Reports from different parts of India indicate that the sewerage workers who are most in need of proper labour dues and security are the ones who are generally employed as contract workers. Neither is there a scrutiny of the contractor, nor is there any onus cast on the owner of the premises for hiring a contractor who does not have anything to show by way of safety measures for his workers.

 

In the case of the sewerage deaths at Bogmalo also, the workers were not locals. The name of one was Gajanan Dayanand Patil, while the other was Vishal Piyush Noronha from Mangalore. What is it about our humanity that these deaths do not stir us?

 

There is no comprehensive data about manual scavengers. Goa is happy to even deny their existence. As per the 2011 Census, out of 3,22,813 households in Goa, 667 households had night soil disposed into open drains, but the column of the number of open drains serviced manually read as nil.
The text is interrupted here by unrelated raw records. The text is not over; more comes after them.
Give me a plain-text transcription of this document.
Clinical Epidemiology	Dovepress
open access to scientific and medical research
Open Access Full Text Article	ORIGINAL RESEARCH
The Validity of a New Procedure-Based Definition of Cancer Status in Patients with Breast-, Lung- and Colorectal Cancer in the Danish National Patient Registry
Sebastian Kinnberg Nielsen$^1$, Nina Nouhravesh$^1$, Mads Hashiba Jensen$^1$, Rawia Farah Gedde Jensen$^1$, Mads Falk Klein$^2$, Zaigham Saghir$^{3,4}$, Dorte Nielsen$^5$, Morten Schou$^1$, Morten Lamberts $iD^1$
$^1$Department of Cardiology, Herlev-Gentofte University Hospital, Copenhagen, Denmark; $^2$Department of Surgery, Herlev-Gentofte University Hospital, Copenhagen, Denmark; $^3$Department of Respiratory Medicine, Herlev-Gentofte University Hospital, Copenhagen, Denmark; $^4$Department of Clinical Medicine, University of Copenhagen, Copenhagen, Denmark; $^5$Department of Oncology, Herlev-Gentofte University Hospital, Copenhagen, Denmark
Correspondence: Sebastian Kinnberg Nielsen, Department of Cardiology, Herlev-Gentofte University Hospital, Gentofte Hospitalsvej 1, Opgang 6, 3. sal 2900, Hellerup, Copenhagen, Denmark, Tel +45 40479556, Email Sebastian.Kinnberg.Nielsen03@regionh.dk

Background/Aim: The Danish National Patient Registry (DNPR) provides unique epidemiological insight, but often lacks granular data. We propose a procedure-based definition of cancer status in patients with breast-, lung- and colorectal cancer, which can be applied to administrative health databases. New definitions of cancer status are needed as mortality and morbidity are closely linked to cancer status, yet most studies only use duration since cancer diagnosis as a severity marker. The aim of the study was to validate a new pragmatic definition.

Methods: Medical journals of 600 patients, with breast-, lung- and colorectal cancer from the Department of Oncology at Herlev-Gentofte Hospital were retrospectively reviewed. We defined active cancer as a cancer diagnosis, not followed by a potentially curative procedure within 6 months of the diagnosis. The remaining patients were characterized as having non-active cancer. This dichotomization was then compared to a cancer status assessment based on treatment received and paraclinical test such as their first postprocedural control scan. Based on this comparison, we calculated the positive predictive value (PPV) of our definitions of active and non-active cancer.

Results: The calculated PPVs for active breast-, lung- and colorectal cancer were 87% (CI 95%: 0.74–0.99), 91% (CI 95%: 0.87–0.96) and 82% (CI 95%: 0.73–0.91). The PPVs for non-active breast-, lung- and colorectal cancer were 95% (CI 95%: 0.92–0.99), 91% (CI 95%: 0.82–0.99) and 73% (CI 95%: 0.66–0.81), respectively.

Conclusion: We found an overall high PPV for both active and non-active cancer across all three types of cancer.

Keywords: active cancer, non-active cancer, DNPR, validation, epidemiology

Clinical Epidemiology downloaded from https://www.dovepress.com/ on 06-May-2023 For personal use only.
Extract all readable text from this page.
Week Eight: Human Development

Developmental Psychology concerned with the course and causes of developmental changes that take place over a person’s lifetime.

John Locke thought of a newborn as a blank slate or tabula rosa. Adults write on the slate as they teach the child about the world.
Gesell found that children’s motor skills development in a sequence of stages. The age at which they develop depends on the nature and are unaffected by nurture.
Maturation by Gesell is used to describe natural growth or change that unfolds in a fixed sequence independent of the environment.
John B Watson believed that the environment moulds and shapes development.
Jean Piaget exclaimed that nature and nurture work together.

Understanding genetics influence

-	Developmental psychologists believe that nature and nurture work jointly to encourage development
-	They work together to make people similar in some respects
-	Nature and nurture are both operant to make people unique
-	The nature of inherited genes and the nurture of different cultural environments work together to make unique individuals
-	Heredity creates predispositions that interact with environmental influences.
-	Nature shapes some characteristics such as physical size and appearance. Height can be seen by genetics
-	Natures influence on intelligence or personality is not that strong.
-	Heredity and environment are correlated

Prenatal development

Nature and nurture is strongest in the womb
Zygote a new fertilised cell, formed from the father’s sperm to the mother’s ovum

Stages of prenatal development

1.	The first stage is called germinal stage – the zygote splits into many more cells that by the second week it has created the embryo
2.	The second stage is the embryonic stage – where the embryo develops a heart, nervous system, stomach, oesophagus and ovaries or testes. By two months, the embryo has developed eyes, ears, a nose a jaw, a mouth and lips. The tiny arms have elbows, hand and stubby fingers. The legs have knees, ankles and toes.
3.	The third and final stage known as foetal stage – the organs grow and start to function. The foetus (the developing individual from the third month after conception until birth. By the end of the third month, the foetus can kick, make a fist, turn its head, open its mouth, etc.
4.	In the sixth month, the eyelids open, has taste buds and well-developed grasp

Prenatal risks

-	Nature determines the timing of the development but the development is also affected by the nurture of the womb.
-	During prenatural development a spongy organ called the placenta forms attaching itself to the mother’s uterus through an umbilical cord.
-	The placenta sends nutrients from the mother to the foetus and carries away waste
Correspondingly, the State-wise funds released under the Total Sanitation Campaign during the last three years, and also the current year, for Goa was zilch.

 

Maybe Goa doesn’t have people carting human excreta.  But the Prohibition of Employment as Manual Scavengers and Their Rehabilitation Act, 2013, defines a manual scavenger as a person engaged or employed on a regular or contract basis, by an individual or a local authority or an agency or a contractor, for manually cleaning, carrying, disposing of, or otherwise handling in any manner, human excreta in an insanitary latrine or in an open drain or pit into which the human excreta from the insanitary latrines is disposed of, or on a railway track or in such other spaces or premises, before the excreta fully decomposes. A person engaged or employed to clean excreta with the help of devices and protective gear is not considered a ‘manual scavenger’,

 

But the deaths of people now and in the past in the sewers show that manual scavenging, by way of sewerage cleaning without protective gear, is very much alive in Goa. Such workers because of the way manual scavenging is defined come within the twilight area of being manual scavengers in the sense of dealing with the sludge before complete decomposition, and yet not being definitively so considered because if they do work of this nature with the help of devices and protective gear they are not considered manual scavengers.

 

Earlier last month, Goa’s Directorate of Social Welfare beseeched manual scavengers to make a self declaration to the block development officer of their respective taluka about their profession so that necessary steps can be taken for their rehabilitation or regulation of their work. No one seems to have yet declared that he or she is a manual scavenger, and yet there are deaths of manual scavengers. The series of sewer deaths confirm that there are no protection systems for the workers. Therefore they should have been considered as manual scavengers and be rehabilitated.

 

The Tourist Trade Act must put an embargo on any tourist trade establishment engaging contractors who do not comply with labour laws and ensure proper working conditions for the workers they engage.

 

The system of manual scavenging is rooted in casteism that imposes this work on persons at the lower rungs of the caste hierarchy. This kind of culture that sees this work as God-ordained for certain castes finds legitimation in Narendra Modi’s book ‘Karmayog’ (2007) where he says that “manual scavenging is an experience in spirituality bestowed upon Dalits by gods and they must continue doing their work happily for centuries”. To this, one can only retort tongue in cheek, “How unfortunate that Brahmins have not been bestowed with this experience! And may be there should be 100% reservations or preference for Brahmins and other upper castes in these posts of safai karmachari in order to also experience this spirituality!” After all, in August last year, the Central Government had listed manual scavenging as a career option on its National Career Services Portal.